DETROIT, MI (NBC) - General Motors announced Tuesday that its new electric car, the Volt, will get 230 miles a gallon. The car, which will go on sale next fall, uses gasoline only to recharge its batteries.
It's an example of how GM is trying to rebuild itself, as it drives away from bankruptcy and the massive government bailout that's keeping it alive.
"Since three quarters of Americans commute fewer than 40 a day, most Volt drivers will operate on a daily basis without having to use a single drop of gas," said GM CEO Fritz Henderson.
The price tag is estimated at $40,000, and it would cost roughly 3 cents a mile to drive. It can go 300 miles, but then has to be plugged in, unlike today's popular hybrids.
"This definitely isn't a vehicle for everybody and GM isn't intending it to be a vehicle for everybody.
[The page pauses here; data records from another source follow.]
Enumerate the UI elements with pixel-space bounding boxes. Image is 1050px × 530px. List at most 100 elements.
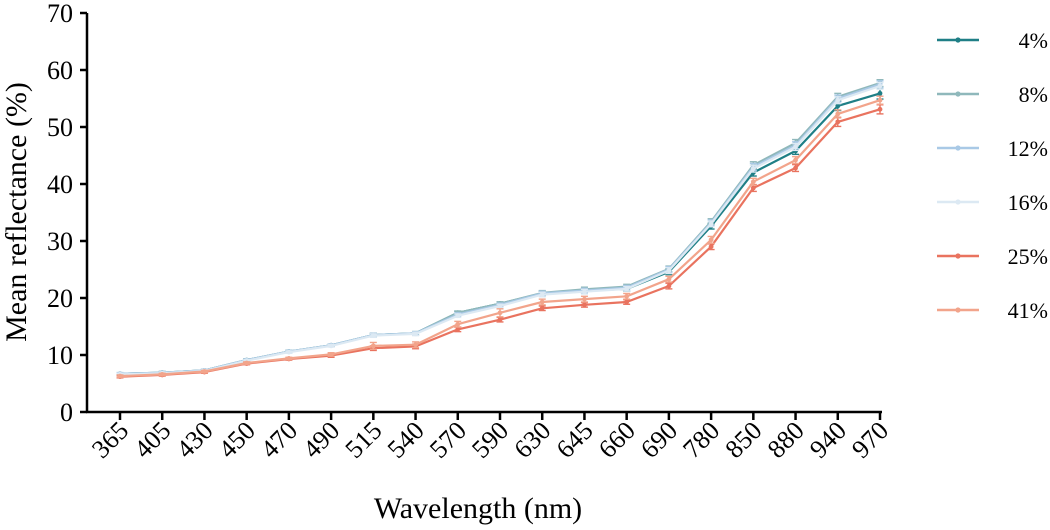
- legend-label: 4%: [1019, 28, 1048, 53]
- data-point: [708, 244, 714, 250]
- series-line: [119, 83, 881, 375]
- data-point: [750, 185, 756, 191]
- legend-swatch-marker: [955, 199, 961, 205]
- y-tick-label: 50: [47, 113, 73, 142]
- y-tick-label: 10: [47, 341, 73, 370]
- data-point: [750, 166, 756, 172]
- data-point: [835, 119, 841, 125]
- x-tick-label: 570: [424, 416, 472, 464]
- x-tick-label: 490: [297, 416, 345, 464]
- y-axis-title: Mean reflectance (%): [0, 82, 33, 342]
- data-point: [497, 317, 503, 323]
- data-point: [582, 289, 587, 295]
- data-point: [877, 90, 883, 96]
- data-point: [708, 221, 714, 227]
- x-tick-label: 940: [804, 416, 852, 464]
- legend-swatch-marker: [955, 37, 961, 43]
- y-tick-label: 40: [47, 170, 73, 199]
- y-tick-label: 0: [60, 398, 73, 427]
- data-point: [539, 305, 545, 311]
- data-point: [539, 292, 545, 297]
- legend-swatch-marker: [955, 145, 961, 151]
- series-line: [119, 108, 881, 378]
- legend-item: 41%: [937, 298, 1048, 323]
- data-point: [582, 296, 587, 302]
- legend: 4% 8% 12% 16% 25% 41%: [937, 28, 1048, 323]
- legend-label: 25%: [1008, 244, 1048, 269]
- series-line: [119, 99, 881, 378]
- data-point: [455, 326, 461, 332]
- series-line: [119, 84, 881, 376]
- y-tick-label: 30: [47, 227, 73, 256]
- data-point: [413, 342, 418, 348]
- legend-item: 8%: [937, 82, 1048, 107]
- x-tick-label: 880: [762, 416, 810, 464]
- data-point: [877, 83, 883, 89]
- x-tick-label: 850: [719, 416, 767, 464]
- data-point: [624, 293, 630, 299]
- y-tick-label: 70: [47, 0, 73, 28]
- legend-item: 16%: [937, 190, 1048, 215]
- data-point: [286, 349, 292, 355]
- data-point: [624, 286, 630, 292]
- legend-item: 4%: [937, 28, 1048, 53]
- series-41pct: [116, 95, 884, 379]
- data-point: [793, 165, 798, 171]
- data-point: [202, 369, 207, 374]
- data-point: [159, 371, 165, 377]
- legend-swatch-marker: [955, 253, 961, 259]
- legend-label: 16%: [1008, 190, 1048, 215]
- data-point: [877, 106, 883, 112]
- data-point: [624, 299, 630, 305]
- series-25pct: [116, 104, 884, 380]
- y-tick-label: 20: [47, 284, 73, 313]
- legend-swatch-marker: [955, 307, 961, 313]
- x-tick-label: 645: [551, 416, 599, 464]
- legend-label: 12%: [1008, 136, 1048, 161]
- data-point: [666, 276, 672, 282]
- legend-label: 8%: [1019, 82, 1048, 107]
- x-tick-label: 690: [635, 416, 683, 464]
- x-ticks: 3654054304504704905155405705906306456606…: [86, 412, 894, 464]
- data-point: [455, 313, 461, 319]
- series-layer: [116, 78, 884, 380]
- x-tick-label: 470: [255, 416, 303, 464]
- data-point: [244, 360, 250, 366]
- x-tick-label: 970: [846, 416, 894, 464]
- data-point: [413, 331, 418, 337]
- data-point: [835, 111, 841, 117]
- data-point: [793, 144, 798, 150]
- x-tick-label: 660: [593, 416, 641, 464]
- data-point: [666, 268, 672, 274]
- legend-item: 25%: [937, 244, 1048, 269]
- legend-swatch-marker: [955, 91, 961, 97]
- data-point: [708, 237, 714, 243]
- series-4pct: [116, 86, 884, 377]
- series-line: [119, 92, 881, 375]
- y-tick-label: 60: [47, 56, 73, 85]
- data-point: [328, 352, 334, 357]
- data-point: [497, 310, 503, 316]
- series-12pct: [116, 80, 884, 377]
- data-point: [835, 97, 841, 103]
- x-tick-label: 450: [213, 416, 261, 464]
- legend-label: 41%: [1008, 298, 1048, 323]
- data-point: [328, 343, 334, 349]
- data-point: [497, 303, 503, 309]
- data-point: [370, 333, 376, 339]
- data-point: [582, 302, 587, 308]
- data-point: [835, 103, 841, 109]
- legend-item: 12%: [937, 136, 1048, 161]
- data-point: [666, 283, 672, 289]
- data-point: [117, 373, 123, 379]
- x-tick-label: 365: [86, 416, 134, 464]
- data-point: [455, 321, 461, 327]
- x-tick-label: 590: [466, 416, 514, 464]
- data-point: [286, 356, 292, 361]
- x-tick-label: 405: [128, 416, 176, 464]
- x-axis-title: Wavelength (nm): [374, 492, 582, 525]
- x-tick-label: 630: [508, 416, 556, 464]
- y-ticks: 0 10 20 30 40 50 60 70: [47, 0, 87, 427]
- axes-layer: [85, 13, 882, 414]
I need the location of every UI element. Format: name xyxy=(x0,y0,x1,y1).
What's important about the Volt is the technology for future applications," explained Rebecca Lindland of IHS Global Insight.
GM is trying to rebuild itself. The automaker is now even experimenting with selling cars through the online auction site eBay.
Still, for some, the Volt's a bit too radical. Others are eager for change, but there's one big problem: Where will Volt drivers plug in?
"I'm sure back in the 1900s, they was wondering where you gonna [gas] from if you drive your car from point A to point B. They come up with gas stations. So there are going to be refilling stations for electric cars, I'm pretty sure," said motorist Barry Dodson of Fort Washington, Maryland.